In the highly competitive telecom industry, the annual churn rate averages 15-25%. As customer acquisition costs increase, retaining high-profit customers becomes more important. To reduce churn, telecom companies need to predict which customers are at high risk of churn. In this project, customer-level data from a leading telecom firm will be analyzed to build predictive models that identify high-risk customers and the primary indicators of churn.
In the telecom industry, two payment models exist: postpaid and prepaid. Postpaid customers usually inform the operator when switching services, while prepaid customers can simply stop using services without notice. To predict churn, it is critical to define churn carefully. This project is based on the Indian and Southeast Asian market and uses a usage-based definition of churn.
Approximately 80% of revenue in the Indian and Southeast Asian market comes from the top 20% of customers, known as high-value customers. Reducing churn among these customers will significantly reduce revenue loss. In this project, high-value customers will be defined based on specific metrics and only high-value customers will be included in churn prediction.

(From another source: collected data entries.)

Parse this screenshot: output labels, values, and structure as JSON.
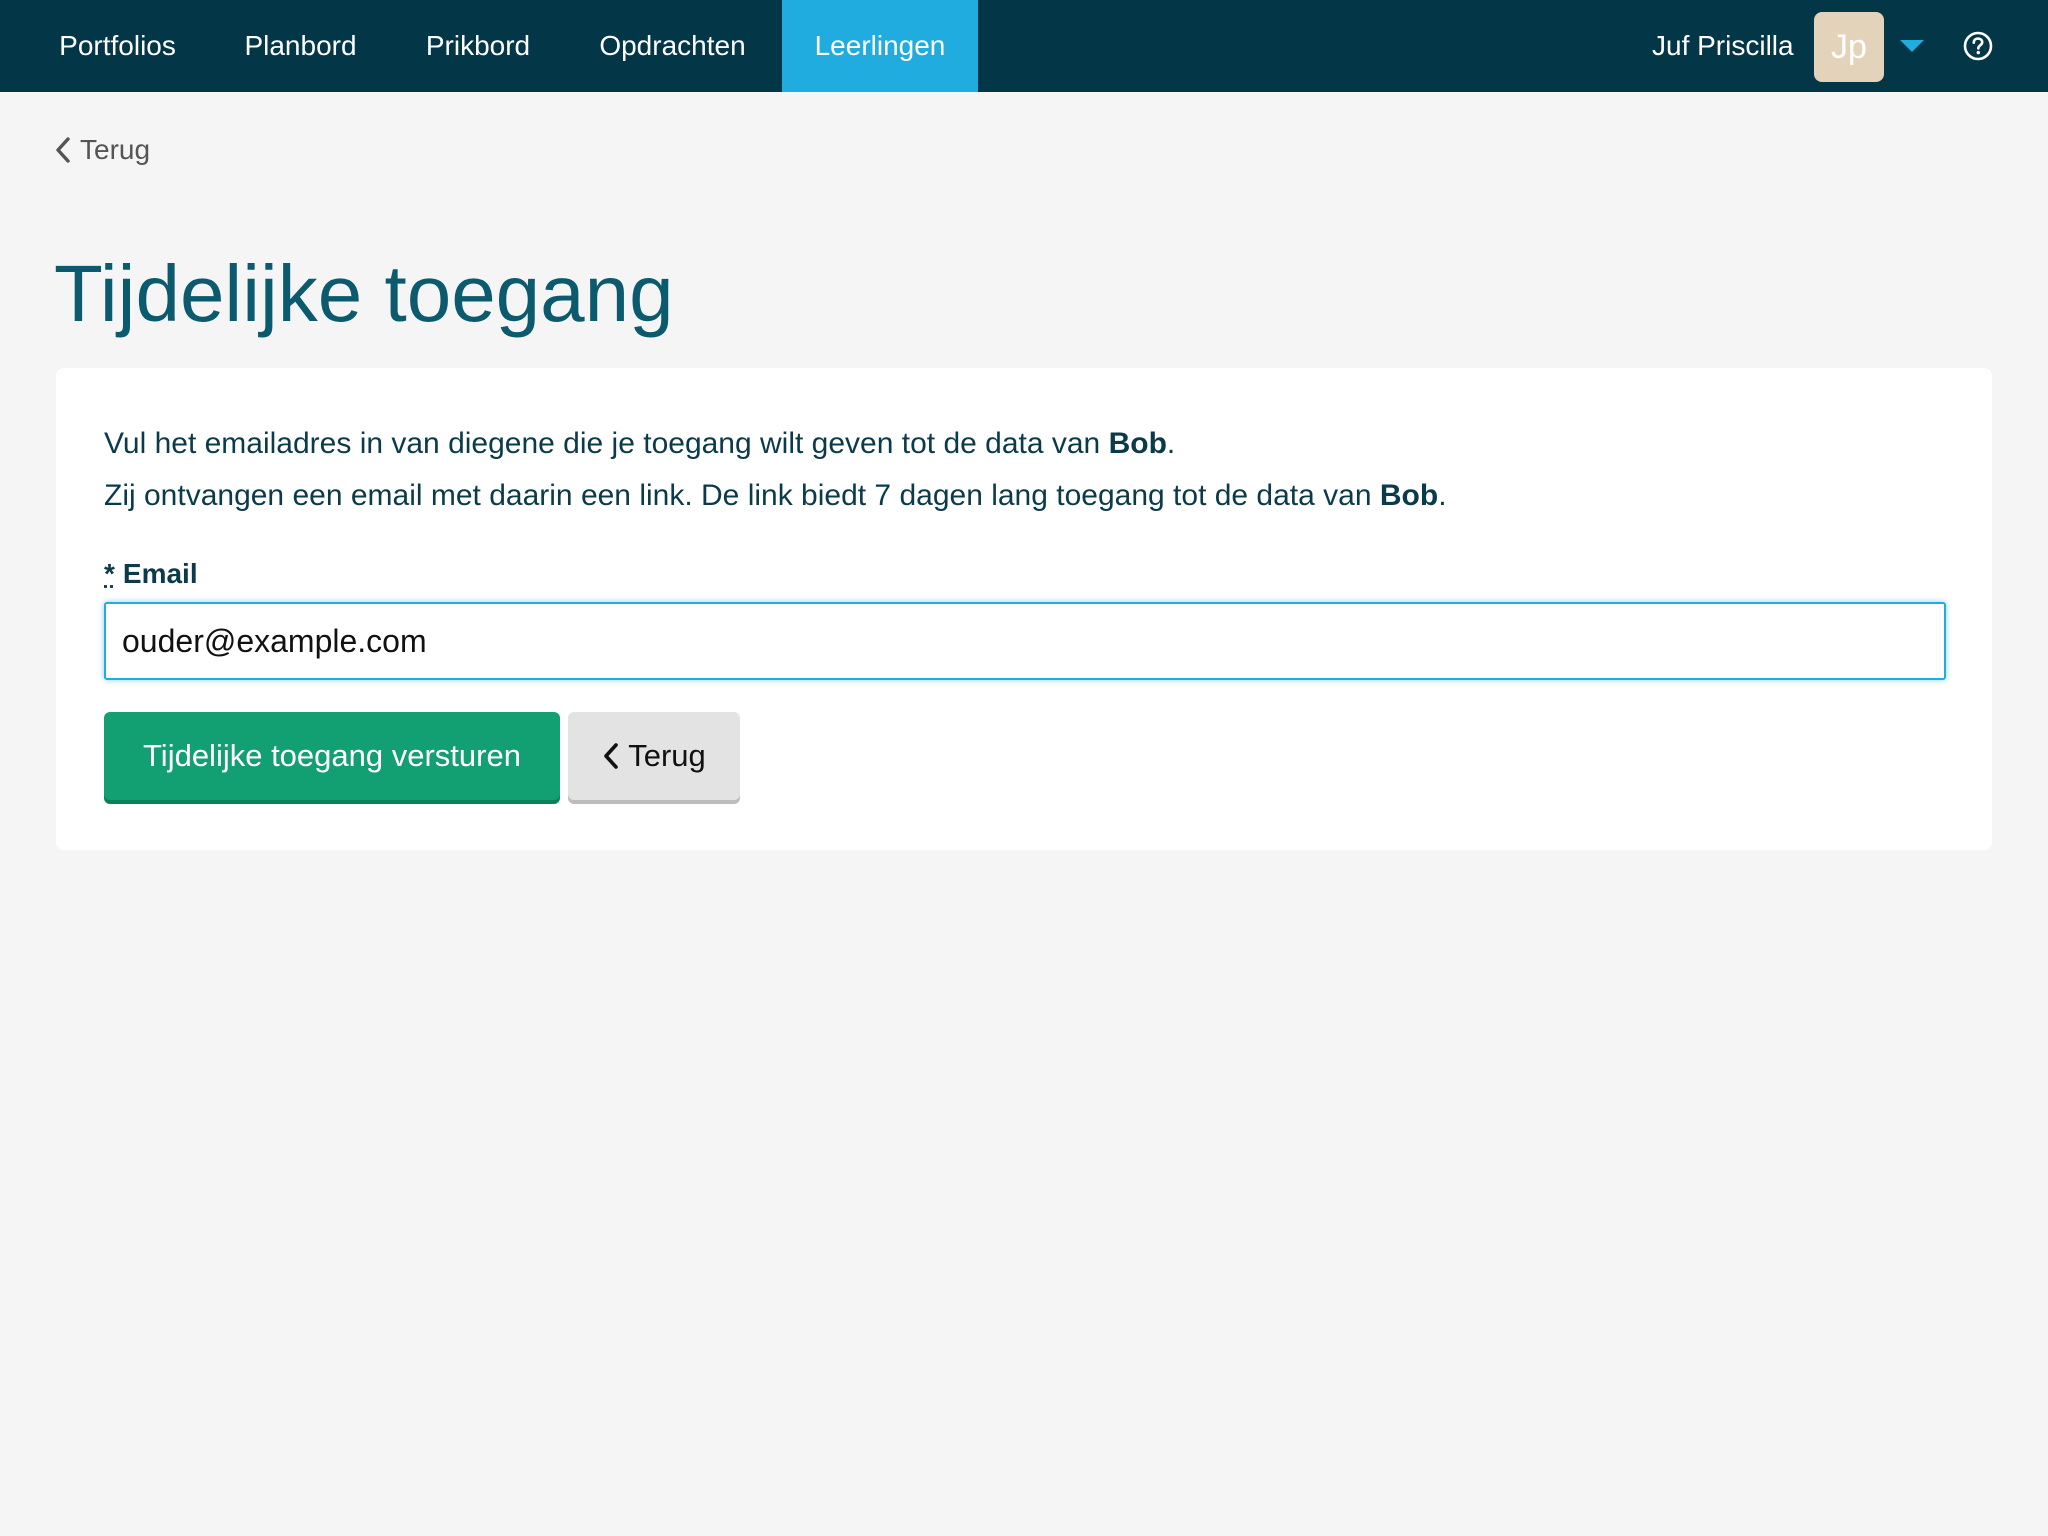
{
  "nav": {
    "items": [
      {
        "label": "Portfolios"
      },
      {
        "label": "Planbord"
      },
      {
        "label": "Prikbord"
      },
      {
        "label": "Opdrachten"
      },
      {
        "label": "Leerlingen",
        "active": true
      }
    ],
    "user_name": "Juf Priscilla",
    "avatar_initials": "Jp",
    "dropdown_icon": "caret-down-icon",
    "help_icon": "question-circle-icon"
  },
  "back_link": {
    "label": "Terug",
    "icon": "chevron-left-icon"
  },
  "page": {
    "title": "Tijdelijke toegang"
  },
  "form": {
    "intro_line1_prefix": "Vul het emailadres in van diegene die je toegang wilt geven tot de data van ",
    "intro_line2_prefix": "Zij ontvangen een email met daarin een link. De link biedt 7 dagen lang toegang tot de data van ",
    "student_name": "Bob",
    "period": ".",
    "email_required_marker": "*",
    "email_label": "Email",
    "email_value": "ouder@example.com",
    "submit_label": "Tijdelijke toegang versturen",
    "back_label": "Terug"
  },
  "colors": {
    "topbar": "#033747",
    "active_tab": "#21acdf",
    "title": "#0b5a6e",
    "primary_button": "#129f72",
    "avatar": "#e3d3bb"
  }
}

Customer-level information for four consecutive months is included in the dataset - June, July, August, and September. The goal is to predict churn in September using features from June, July, and August. Understanding customer behavior during churn is helpful for achieving this task.
The dataset and data dictionary for this project can be downloaded from the provided link. The data dictionary includes meanings for abbreviations such as loc (local), IC (incoming), OG (outgoing), and T2T (telecom).